The outgoing chief inspector of constabulary said he expected there could be “pockets” of similar issues in other parts of the country.
10 March 2022
Problems with police culture and behaviour may exist around the country and are “not limited to London”, the outgoing chief inspector of constabulary has warned.
Sir Tom Winsor said he expected there could be “pockets” of similar issues in other parts of the country after highlighting a recent Independent Office for Police Conduct (IOPC) report which exposed violently racist, misogynist and homophobic messages exchanged by officers based at Charing Cross police station.
He made the comments as he said “major” shortcomings persist in policing and one of the most “important” things forces must do is “rebuild public trust” when unveiling his final annual assessment of policing in England and Wales before he leaves the role later this month.
Asked about the scale of problems with culture and behaviour in policing, he told reporters at a briefing on Thursday: “I don’t think that what we saw in Charing Cross police station is limited to London. But we don’t have evidence yet of just how widespread that is.
“I think these matters are taken very seriously… by all police forces. And while what has happened recently is London centric, it is not London limited in all probability.”
Revealing how a regional chief constable had told him within the last fortnight “we have this problem too”, without disclosing their identity, he added: “I expect that there are pockets of those things in other parts of the country.
“How much and how bad it is, we don’t know at the moment.”
Professional standards departments need to be “well resourced, with some of the best detectives on the force” and made up of people who have “an intensity of professional curiosity and a quality of investigation which is as high as those which are deployed in other serious offences in the community”, he said.
His latest report, which sets out his view of the state of policing over the last decade, reiterated warnings that the “sheer magnitude and speed” of the recruitment campaign to hire 20,000 police officers “inevitably carries risks”, adding that there is a “heightened danger that people unsuited to policing may get through and be recruited”.
He said in too many cases the system “fails” when, on occasion, organised crime groups try to infiltrate the police which can have “catastrophic consequences”.
Sir Tom added: “When unsuitable applicants lie on their application forms, conceal their social media activity or play down their criminal connections, the quality of vetting needs to be consistently high.”
Describing vetting as being of “enormous importance”, he told reporters it was “essential” that recruitment and continual monitoring of the police workforce is of the “highest standard”.

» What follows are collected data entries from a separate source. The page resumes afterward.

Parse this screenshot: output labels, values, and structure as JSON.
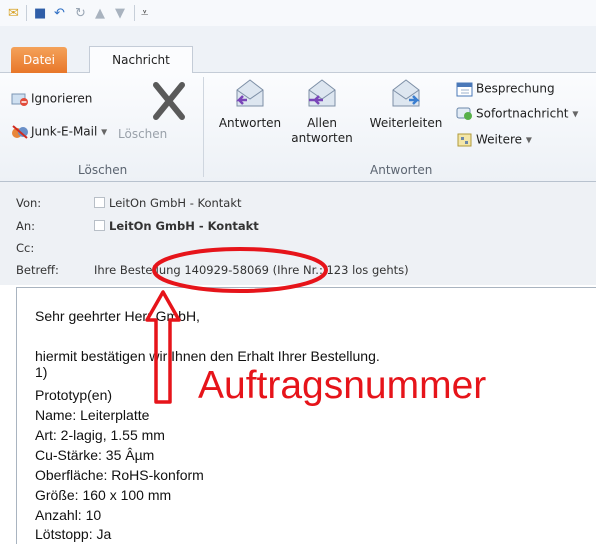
{
  "ribbon": {
    "tab_file": "Datei",
    "tab_message": "Nachricht",
    "ignore": "Ignorieren",
    "junk": "Junk-E-Mail",
    "delete": "Löschen",
    "group_delete": "Löschen",
    "reply": "Antworten",
    "reply_all_1": "Allen",
    "reply_all_2": "antworten",
    "forward": "Weiterleiten",
    "group_reply": "Antworten",
    "meeting": "Besprechung",
    "im": "Sofortnachricht",
    "more": "Weitere"
  },
  "header": {
    "from_label": "Von:",
    "from_value": "LeitOn GmbH - Kontakt",
    "to_label": "An:",
    "to_value": "LeitOn GmbH - Kontakt",
    "cc_label": "Cc:",
    "subject_label": "Betreff:",
    "subject_value": "Ihre Bestellung 140929-58069 (Ihre Nr.: 123 los gehts)"
  },
  "body": {
    "lines": [
      "Sehr geehrter Herr GmbH,",
      "hiermit bestätigen wir Ihnen den Erhalt Ihrer Bestellung.",
      "1)",
      "Prototyp(en)",
      "Name:     Leiterplatte",
      "Art:     2-lagig, 1.55 mm",
      "Cu-Stärke: 35 Âµm",
      "Oberfläche: RoHS-konform",
      "Größe:     160 x 100 mm",
      "Anzahl:   10",
      "Lötstopp:  Ja"
    ]
  },
  "annotation": {
    "label": "Auftragsnummer",
    "color": "#e6141a"
  }
}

If during training or the probation period officers display attitudes such as a “fondness for the abuse of power or the exercise of power with fellow citizens, homophobia, racism, misogyny, dishonesty” he said it is “necessary” for the police to take that “really seriously” and where needed “weed them out and throw them out” otherwise they could be storing up what may become a “30-year problem”.
Asked how the police rebuild public trust, Sir Tom stressed trust and confidence in the police has taken a “knock” but it “has not disappeared”.
He said: “They restore it by taking these cases very seriously, by improving – wherever necessary – their vetting and misconduct processes and by showing the public that these things, when they come to light, will never, ever be tolerated and they will be dealt with efficiently, promptly and severely.”
As part of his wide-ranging findings Sir Tom also warned that if police continue to use 20th century methods to try to cope with 21st century technology “they will continue to fall further and further behind”.